Our British Academy-funded research project speaks directly to these questions.

Join our event

On March 25, 2026, at 10 am at Essex Business School, University of Essex (Colchester Campus), we will host a co-creation event bringing together neurodivergent workers, employers, support organisations, government, associations supporting neuroinclusion and neurodiversity in the UK, entrepreneurs, and researchers. Our goal: translate our academic research on X, Y, Z into actionable guidance.

We will share findings on:

  • What neurodivergent workers need to thrive and flourish at work.
  • Where current workplace adjustments (i.e., reasonable accommodations) fall short and what actually works.
  • How workplace networks shape neurodivergent workers’ career progression and well-being.
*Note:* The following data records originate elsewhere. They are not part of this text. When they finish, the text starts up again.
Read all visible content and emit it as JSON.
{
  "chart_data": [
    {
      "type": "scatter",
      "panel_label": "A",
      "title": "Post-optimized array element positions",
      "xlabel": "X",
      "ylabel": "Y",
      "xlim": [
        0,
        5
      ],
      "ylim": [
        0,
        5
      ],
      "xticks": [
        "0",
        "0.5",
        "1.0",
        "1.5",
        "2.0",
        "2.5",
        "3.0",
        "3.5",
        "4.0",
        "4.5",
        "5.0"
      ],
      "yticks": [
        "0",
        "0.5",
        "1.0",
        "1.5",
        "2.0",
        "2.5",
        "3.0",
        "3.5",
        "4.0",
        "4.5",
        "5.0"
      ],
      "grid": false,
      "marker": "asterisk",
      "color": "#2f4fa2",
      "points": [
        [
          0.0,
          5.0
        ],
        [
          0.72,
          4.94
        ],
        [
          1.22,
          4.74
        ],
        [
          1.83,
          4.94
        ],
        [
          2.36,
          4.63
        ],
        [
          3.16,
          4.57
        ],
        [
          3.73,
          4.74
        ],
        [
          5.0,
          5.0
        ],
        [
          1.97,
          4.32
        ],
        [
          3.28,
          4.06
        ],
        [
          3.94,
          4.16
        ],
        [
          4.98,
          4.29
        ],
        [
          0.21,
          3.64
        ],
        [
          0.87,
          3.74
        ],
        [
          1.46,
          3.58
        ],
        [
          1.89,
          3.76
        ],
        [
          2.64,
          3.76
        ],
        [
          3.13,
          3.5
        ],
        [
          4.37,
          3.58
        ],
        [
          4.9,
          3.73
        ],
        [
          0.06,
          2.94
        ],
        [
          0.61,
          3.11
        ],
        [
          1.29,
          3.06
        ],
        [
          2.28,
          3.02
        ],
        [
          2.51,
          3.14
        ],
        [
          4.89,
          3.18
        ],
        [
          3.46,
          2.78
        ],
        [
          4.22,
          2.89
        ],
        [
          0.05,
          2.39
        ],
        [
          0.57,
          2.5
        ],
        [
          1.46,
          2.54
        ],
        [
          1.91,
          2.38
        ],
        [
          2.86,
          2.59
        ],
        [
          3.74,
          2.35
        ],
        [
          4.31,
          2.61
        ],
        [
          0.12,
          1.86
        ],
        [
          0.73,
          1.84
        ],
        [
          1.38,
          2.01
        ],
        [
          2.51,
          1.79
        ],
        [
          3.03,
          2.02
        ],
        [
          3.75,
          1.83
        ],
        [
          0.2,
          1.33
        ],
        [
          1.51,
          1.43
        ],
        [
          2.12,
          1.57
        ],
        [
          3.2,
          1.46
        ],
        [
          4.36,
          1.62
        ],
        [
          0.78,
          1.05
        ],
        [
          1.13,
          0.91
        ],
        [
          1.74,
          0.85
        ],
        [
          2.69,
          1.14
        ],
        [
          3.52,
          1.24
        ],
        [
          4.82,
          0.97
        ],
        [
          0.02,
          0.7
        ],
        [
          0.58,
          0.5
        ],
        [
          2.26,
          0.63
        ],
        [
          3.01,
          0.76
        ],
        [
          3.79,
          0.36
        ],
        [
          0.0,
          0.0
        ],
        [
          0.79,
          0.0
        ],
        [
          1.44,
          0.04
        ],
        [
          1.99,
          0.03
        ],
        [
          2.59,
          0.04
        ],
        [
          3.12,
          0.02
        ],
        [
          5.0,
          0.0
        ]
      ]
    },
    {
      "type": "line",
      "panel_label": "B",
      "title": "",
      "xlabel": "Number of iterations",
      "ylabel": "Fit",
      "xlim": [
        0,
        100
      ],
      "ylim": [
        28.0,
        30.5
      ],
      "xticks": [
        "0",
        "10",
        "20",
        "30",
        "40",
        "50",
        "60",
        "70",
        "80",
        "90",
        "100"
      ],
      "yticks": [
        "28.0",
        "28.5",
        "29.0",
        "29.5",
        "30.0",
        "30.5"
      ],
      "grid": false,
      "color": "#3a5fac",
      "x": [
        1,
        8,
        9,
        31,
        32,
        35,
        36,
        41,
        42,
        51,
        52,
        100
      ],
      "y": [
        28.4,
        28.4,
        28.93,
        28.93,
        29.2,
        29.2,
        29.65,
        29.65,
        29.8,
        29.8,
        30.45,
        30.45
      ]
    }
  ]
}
Together, we will identify solutions that are suitable for workers, feasible for employers and useful for policy.

Why join in?

Your involvement directly shapes what we produce. The attendants will gain:

  • A first look at new research relevant to the current policy debates and ongoing reviews.
  • Direct insight from the frontline, hear neurodivergent workers and employers describe what practical interventions actually look like in real workplaces.
  • Influence over recommendations, your input will shape our final guidance before publication, ensuring outputs align with what is realistic for policy and practice.
  • Connections across sectors, network with HR professionals, neurodiversity advocates, employers, and researchers working on these issues.

We also want to understand where employers need clearer guidance, and where existing policy could be better supported in practice.